The Five Animal Forms of Shaolin Kempo are the Tiger, the Dragon, the Leopard, the Crane and the Snake.
The Tiger is noted for its courage, tenacity and power. Physically, it is the strongest of all five animals; using straight ahead attacks, ripping and tearing as it moves, always pressing. The movements of the Tiger develop strong bones and a strong back.
From the Dragon, we learn to “ride the wind” meaning the Dragon is especially noted for its flexibility even through it is the only mythological creature of the Shaolin Art, it is the only one that can fight on land, water, and in the sky.

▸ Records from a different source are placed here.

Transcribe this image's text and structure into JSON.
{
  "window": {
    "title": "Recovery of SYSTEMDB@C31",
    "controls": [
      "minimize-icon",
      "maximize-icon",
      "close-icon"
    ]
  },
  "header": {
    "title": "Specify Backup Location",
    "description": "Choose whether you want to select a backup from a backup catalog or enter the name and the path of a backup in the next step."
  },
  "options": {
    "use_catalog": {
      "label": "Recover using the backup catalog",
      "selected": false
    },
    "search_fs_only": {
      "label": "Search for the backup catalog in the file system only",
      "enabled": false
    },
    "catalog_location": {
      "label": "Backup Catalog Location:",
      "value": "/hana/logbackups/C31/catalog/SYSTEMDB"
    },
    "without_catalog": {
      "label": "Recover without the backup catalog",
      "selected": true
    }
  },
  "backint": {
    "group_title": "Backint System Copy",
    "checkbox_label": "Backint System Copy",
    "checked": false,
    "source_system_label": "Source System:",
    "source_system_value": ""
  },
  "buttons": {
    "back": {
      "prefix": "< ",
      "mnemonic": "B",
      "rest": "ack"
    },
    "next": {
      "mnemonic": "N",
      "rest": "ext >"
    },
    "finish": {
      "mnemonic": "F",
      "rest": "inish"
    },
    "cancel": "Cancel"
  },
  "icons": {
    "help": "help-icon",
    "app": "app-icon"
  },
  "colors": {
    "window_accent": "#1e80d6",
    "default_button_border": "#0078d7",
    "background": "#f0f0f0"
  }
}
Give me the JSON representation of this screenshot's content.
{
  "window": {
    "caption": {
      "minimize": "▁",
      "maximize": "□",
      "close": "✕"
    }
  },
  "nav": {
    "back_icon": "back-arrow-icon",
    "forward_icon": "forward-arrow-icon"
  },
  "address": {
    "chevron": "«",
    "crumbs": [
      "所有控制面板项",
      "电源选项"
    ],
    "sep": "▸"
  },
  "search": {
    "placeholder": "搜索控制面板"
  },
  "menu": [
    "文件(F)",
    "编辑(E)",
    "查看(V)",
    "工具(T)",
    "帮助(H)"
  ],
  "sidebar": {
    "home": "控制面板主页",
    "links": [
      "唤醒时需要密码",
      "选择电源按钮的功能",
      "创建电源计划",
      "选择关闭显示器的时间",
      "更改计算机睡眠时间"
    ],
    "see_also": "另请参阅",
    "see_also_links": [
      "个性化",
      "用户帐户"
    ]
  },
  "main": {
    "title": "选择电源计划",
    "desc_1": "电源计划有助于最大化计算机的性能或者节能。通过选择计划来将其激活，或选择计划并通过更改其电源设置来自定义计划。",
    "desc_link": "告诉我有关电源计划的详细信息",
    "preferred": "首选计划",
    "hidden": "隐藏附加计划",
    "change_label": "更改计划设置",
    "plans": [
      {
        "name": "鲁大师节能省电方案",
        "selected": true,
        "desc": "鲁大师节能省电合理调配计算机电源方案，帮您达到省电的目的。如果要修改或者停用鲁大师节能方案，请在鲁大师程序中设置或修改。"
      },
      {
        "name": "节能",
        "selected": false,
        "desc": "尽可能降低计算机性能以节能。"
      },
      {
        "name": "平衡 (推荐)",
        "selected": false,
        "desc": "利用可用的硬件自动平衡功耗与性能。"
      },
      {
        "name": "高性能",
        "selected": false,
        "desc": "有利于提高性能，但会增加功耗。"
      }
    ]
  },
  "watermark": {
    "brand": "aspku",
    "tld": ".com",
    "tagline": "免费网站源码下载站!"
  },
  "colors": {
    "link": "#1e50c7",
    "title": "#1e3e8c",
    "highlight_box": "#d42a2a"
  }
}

The Dragon uses rising and falling motions as well as twisting and turning movements to overcome its adversaries. The Dragon helps develop your inner strength.
The Leopard teaches us timing and speed as well as coordination and footwork. Although smaller than the Tiger, the Leopard is actually stronger for its size, because of its long smooth muscle structure and sleek body frame. The Leopard’s power is primarily produced from a loose, relaxed, whip-like action generated by speed and balance as well as limber waist and hip movements. The leopard helps conditioning of the skin, tendons and bones.
The Crane is noted for its balance, gracefulness and agility. It represents longevity and teaches us concentration and patience. With a calm, quiet nature, its movements are soft, relaxed and circular. However, they are also explosive and can be used in close or at a distance. The Crane helps develop strength in the arms, fingers, wrists, and ankles as well as overall leg conditioning.
The Snake is noted for its suppleness and rhythmic endurance. It has the most internal strength (Chi) of all five animals, and is also cunning and deceptive in its fighting. The Snake can coil, zigzag and use a rapid twisting motion to compensate for his lack of limbs. The Snake helps develop Chi or internal strengthening of the body and spirit.